L’indistruttibile forza del ricordo romantico
The Jak & Daxter Trilogy è un tuffo nel passato, in quella decade scorsa quando la PlayStation 2 era padrona del mercato videoludico e veniva dalle perle del platform quali Crash Bandicoot e Spyro che stavano inasprendo la lotta col predecessore Rayman di Michel Ancel. Sulla nuova console si solidifica la diatriba tra Jak e Ratchet, Naughty Dog contro Insomniac, ancora loro, affiancati dall’outsider Sly della Sucker Punch, oggi ricordata per InFamous. Senza voler assolutamente riscrivere i concetti grafici, nei quali il lavoro della azienda americana è approssimativo, la Collection ci permette di ricordare il successo di un brand che di certo non passò in sordina; ci permette di ricordare l’ultimo capitolo, il canto del cigno, di Jason Rubin, che si ritirò poi dalla scena videoludica con successo, con la testa alta.

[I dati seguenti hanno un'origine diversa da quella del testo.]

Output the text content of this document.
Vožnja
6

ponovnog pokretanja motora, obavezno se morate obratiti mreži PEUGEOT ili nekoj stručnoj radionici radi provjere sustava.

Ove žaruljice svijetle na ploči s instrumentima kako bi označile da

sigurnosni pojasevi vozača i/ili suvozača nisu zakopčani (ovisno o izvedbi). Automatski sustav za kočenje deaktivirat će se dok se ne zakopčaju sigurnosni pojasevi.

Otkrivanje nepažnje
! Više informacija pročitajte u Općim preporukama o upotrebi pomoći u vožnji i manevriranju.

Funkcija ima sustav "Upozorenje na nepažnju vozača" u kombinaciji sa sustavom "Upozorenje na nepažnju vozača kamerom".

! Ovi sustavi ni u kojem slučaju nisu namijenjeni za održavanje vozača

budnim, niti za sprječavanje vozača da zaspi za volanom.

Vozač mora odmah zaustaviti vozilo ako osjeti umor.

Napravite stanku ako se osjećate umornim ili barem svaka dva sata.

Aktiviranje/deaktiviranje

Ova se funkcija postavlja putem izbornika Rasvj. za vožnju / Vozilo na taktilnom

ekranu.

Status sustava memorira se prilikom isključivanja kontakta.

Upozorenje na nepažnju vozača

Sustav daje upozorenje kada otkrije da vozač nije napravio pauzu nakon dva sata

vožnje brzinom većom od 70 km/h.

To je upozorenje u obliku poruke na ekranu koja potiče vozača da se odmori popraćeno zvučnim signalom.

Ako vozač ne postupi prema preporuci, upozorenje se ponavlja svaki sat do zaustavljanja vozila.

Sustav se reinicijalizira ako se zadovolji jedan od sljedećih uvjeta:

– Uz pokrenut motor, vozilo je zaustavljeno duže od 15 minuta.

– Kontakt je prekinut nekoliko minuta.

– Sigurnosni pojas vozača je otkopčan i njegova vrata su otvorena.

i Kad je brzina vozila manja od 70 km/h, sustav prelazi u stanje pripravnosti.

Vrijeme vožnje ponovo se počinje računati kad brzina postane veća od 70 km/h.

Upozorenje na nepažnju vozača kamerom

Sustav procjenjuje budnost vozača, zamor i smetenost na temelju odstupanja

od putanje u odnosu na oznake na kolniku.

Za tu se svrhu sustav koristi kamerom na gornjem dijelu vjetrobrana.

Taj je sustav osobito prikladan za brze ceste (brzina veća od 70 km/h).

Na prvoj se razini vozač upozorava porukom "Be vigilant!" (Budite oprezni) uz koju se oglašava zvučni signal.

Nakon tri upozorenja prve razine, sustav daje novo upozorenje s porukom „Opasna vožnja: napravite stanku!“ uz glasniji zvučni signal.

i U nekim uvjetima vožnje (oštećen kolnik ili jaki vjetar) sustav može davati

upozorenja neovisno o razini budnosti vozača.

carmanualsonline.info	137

Aveva regalato a tutti noi due emblemi, che ad oggi però potrebbero essere dimenticati, vuoi per la pessima evoluzione compiuta da Crash, vuoi per i troppi anni trascorsi: ora con la Trilogy in questione tutti, anche i più giovani, potranno apprezzare uno dei platform migliori di sempre, un’evoluzione ludica di spessore e un concetto videoludico ancora oggi inespresso da molti altri prodotti scialbi e senza profondità narrativa. Tornate bambini, tornate dieci anni indietro ricordando i primi momenti, quando Naughty Dog significava platform, non Uncharted: tornate romantici.